Plants capture the light, turning it into the incredibly varied phytochemical foods that our bodies desperately crave.
The perfect banting breakfast is hard to come by; it needs to be very low in carbohydrate, yet high in protein and fat. Keep processed meat like bacon for high and holy days. Plenty of organic greens is part of the deal; growing coriander is dead easy because it seeds itself and from the shop goes awfully slimy.
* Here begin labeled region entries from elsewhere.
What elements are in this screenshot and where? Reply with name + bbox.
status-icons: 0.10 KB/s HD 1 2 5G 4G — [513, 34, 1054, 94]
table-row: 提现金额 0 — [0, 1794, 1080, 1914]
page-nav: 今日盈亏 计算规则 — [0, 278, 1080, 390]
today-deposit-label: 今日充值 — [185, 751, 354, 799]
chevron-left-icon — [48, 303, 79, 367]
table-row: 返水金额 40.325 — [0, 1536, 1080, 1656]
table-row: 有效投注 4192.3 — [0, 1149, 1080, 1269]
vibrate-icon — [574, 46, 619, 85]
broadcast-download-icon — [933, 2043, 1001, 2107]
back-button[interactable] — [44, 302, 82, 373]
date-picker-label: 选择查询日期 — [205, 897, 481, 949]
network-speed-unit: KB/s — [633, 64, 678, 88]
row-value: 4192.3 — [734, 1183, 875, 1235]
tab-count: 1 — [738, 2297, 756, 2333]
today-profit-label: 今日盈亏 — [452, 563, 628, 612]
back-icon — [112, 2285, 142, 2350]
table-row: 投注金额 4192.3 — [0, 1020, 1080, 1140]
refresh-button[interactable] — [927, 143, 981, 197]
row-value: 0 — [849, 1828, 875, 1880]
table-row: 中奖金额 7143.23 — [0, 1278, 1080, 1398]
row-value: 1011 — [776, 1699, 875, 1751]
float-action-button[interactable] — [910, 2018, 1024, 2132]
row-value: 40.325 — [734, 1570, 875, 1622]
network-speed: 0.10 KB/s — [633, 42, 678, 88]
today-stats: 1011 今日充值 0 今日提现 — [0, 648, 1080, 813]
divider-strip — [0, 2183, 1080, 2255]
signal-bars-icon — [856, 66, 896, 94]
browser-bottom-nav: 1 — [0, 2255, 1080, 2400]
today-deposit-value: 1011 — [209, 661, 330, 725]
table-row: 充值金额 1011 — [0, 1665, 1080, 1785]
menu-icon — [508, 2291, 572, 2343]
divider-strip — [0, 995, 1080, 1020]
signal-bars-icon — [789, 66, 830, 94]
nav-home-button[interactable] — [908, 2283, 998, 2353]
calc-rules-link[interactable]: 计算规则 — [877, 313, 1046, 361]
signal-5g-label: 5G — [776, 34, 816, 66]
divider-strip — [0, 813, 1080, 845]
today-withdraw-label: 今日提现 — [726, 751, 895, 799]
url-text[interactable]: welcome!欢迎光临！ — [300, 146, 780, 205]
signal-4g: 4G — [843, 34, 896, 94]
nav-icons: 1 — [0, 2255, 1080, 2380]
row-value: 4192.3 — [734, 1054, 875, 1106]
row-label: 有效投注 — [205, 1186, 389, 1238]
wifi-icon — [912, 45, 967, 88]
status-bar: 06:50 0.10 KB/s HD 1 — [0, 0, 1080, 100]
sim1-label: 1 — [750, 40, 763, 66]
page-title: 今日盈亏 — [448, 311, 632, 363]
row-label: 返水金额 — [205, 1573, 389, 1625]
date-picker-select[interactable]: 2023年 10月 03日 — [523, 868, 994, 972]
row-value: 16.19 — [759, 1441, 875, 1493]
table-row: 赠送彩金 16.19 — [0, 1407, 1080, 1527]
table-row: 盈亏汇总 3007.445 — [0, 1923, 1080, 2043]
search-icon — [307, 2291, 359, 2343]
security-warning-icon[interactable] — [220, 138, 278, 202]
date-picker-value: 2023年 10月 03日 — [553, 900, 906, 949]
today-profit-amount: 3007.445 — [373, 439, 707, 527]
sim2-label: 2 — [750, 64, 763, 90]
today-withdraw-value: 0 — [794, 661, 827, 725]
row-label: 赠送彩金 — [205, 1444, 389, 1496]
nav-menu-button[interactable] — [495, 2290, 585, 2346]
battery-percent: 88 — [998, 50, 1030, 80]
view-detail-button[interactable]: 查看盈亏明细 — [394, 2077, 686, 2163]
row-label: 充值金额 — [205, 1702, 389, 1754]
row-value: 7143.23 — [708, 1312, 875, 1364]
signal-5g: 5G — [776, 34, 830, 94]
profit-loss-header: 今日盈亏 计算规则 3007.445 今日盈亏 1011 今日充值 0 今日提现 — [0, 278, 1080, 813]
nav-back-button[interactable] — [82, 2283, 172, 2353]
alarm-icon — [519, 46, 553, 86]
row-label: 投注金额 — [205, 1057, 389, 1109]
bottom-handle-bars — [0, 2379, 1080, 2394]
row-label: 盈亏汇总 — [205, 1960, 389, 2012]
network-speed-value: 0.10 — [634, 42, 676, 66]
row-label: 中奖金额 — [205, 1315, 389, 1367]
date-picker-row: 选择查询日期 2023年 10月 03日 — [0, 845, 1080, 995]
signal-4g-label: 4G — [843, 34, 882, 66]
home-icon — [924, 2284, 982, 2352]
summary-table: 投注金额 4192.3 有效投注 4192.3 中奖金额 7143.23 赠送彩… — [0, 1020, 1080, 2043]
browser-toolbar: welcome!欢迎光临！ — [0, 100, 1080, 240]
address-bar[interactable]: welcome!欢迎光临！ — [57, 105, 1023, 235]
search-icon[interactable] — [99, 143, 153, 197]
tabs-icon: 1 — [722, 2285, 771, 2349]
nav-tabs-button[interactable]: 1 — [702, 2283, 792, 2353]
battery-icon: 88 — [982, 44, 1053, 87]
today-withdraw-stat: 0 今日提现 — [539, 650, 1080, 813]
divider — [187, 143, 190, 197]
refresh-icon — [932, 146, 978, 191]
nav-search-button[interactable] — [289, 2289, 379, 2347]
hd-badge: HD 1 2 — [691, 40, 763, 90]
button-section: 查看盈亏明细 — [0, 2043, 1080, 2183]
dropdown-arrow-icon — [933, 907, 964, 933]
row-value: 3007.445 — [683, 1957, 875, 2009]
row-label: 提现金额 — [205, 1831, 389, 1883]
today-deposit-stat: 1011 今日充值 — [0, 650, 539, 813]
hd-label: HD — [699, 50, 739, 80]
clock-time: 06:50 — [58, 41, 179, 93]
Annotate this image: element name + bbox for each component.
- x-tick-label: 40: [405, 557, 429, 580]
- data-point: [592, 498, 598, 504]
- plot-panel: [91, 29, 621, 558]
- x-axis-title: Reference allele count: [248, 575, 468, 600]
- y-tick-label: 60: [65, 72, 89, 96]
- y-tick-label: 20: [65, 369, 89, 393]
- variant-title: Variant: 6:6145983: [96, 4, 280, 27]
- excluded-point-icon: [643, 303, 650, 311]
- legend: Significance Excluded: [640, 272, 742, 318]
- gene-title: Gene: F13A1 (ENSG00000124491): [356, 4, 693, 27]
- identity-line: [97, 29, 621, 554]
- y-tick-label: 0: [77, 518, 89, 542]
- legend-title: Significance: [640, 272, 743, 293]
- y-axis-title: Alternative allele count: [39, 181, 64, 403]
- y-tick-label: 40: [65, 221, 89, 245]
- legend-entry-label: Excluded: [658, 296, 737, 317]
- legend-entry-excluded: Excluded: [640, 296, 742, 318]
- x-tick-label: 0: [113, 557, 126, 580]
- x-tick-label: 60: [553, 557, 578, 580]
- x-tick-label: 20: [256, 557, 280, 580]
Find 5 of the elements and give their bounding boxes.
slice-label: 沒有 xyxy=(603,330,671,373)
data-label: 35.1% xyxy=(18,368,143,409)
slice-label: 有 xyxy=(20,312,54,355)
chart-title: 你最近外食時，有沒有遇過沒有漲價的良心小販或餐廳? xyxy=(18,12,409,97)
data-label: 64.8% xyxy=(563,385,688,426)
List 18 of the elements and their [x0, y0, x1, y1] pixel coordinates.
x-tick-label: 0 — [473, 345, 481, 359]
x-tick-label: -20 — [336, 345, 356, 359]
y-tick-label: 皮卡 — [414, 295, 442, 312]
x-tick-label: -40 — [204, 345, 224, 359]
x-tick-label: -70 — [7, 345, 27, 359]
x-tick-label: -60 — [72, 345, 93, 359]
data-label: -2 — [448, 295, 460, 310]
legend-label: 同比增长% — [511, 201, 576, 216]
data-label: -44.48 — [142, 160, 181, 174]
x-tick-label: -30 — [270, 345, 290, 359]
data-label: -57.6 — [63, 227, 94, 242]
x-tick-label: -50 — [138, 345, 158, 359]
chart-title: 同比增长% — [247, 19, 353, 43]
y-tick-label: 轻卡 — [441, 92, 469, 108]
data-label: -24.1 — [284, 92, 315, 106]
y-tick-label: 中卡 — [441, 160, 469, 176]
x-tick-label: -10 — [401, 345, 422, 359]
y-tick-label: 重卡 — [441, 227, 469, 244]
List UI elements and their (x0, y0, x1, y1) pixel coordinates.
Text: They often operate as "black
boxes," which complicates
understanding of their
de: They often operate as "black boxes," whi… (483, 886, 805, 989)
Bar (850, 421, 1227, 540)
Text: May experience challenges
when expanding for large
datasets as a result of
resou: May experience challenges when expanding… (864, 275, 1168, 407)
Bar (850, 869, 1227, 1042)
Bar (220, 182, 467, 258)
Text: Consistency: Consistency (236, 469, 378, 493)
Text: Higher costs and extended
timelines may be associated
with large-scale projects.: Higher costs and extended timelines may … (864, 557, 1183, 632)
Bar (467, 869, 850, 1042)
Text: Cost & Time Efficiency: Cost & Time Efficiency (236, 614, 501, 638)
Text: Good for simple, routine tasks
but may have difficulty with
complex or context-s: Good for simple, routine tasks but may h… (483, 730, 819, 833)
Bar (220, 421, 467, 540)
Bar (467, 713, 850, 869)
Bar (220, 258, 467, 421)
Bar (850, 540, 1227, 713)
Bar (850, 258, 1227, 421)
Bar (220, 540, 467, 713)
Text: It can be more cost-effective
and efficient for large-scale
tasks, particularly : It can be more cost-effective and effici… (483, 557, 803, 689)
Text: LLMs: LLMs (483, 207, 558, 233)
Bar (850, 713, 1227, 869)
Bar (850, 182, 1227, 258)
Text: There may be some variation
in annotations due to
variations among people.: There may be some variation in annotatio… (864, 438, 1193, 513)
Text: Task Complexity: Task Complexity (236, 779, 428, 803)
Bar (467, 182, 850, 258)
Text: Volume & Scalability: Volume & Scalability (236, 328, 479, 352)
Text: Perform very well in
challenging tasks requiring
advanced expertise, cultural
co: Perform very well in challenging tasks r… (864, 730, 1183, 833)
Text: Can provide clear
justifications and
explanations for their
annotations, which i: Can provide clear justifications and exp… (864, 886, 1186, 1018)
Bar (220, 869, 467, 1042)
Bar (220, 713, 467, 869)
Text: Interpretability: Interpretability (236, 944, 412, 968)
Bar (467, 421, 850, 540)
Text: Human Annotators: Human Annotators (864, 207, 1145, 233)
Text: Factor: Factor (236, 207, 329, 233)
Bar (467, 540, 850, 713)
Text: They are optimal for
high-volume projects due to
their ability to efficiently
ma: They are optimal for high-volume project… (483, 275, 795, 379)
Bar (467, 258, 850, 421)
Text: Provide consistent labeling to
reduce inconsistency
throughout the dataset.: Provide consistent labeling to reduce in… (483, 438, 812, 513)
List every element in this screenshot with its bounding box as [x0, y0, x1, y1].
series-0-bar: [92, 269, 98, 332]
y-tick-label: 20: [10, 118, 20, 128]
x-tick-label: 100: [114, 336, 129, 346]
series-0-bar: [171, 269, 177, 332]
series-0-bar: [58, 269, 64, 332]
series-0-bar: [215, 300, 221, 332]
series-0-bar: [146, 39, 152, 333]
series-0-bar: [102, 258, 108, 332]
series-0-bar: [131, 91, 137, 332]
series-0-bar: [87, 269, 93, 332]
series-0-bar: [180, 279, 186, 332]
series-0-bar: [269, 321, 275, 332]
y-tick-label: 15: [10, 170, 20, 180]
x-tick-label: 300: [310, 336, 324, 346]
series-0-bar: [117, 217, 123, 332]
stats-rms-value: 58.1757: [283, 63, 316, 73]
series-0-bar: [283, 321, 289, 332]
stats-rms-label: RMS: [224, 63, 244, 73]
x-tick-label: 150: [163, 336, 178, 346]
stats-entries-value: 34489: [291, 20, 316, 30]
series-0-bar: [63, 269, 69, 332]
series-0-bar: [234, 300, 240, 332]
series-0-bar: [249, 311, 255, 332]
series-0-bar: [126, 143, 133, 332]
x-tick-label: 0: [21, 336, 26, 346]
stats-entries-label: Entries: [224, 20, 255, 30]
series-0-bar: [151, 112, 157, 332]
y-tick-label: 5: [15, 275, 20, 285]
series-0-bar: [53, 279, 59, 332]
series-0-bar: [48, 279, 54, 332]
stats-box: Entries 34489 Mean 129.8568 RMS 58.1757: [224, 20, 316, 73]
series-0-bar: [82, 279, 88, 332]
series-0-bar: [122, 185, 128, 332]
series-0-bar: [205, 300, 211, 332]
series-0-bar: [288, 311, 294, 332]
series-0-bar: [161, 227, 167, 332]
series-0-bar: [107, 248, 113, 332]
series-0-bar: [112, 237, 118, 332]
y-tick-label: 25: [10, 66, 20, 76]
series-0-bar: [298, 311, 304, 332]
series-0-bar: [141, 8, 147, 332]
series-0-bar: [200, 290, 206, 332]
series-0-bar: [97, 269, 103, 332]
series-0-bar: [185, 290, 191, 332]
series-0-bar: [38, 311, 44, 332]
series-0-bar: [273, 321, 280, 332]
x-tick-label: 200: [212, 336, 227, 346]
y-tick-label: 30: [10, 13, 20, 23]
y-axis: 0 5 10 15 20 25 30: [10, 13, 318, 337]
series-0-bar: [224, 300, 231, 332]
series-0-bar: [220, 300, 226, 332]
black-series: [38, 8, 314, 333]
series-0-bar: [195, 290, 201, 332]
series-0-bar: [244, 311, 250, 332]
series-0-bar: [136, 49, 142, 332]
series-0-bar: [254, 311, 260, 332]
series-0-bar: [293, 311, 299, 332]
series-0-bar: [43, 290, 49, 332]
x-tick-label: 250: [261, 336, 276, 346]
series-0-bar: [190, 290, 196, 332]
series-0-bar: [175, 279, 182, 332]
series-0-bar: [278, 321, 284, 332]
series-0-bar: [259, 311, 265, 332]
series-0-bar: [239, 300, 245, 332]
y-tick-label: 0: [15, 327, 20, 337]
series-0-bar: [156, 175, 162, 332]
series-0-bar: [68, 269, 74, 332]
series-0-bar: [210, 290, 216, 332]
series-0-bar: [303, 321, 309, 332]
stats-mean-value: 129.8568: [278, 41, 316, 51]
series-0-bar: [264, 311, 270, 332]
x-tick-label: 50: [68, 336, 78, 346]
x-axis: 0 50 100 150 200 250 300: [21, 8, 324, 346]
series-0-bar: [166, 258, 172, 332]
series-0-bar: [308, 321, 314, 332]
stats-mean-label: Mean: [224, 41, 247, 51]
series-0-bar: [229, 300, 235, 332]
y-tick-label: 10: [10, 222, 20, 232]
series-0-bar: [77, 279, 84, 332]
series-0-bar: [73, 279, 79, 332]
With more than double the people on our planet dying from the ravages of obesity, compared with starvation, your coriander sprinkled at the last moment on eggs Florentine makes the perfect Banting breakfast if you are concerned about your weight.
You cannot see it, but this pan (it has a lid) is on the induction stove; they are delight to cook with. They provide instant heat. Growing coriander is so easy, and will add flavour and protection against tumours from the kaempferol to any dish.
Eggs Florentine makes the most wonderful and versatile breakfast; add chilli and garlic and, if you have only a mild weight problem, read BMI closer to 25 than 30, then you can enjoy it on half a slice of toast; we always used mixed greens so growing coriander is a huge plus.
It is takes literally only a few minutes to mix the ingredients for our heavenly low GI bread dough; then you wait five hours, tantalised by the most incredible aroma if you add herbs like coriander.
Add extra protein and fat to lower the GI of our bread. I wonder what a handful of our growing coriander leaves would taste like in the loaf?
Some folk are concerned about salmonella infection from eggs; it is a serious cause of food poisoning. Researchers have found that coriander contains an antibacterial compound called dodecenal which is twice as potent as the most commonly used drug gentamicin for fighting the bug.
In Europe there is an explosion of diabetes occurring in all ages; researchers have found that given to diabetic mice, coriander lowers blood sugar and stimulates the pancreas to produce more insulin.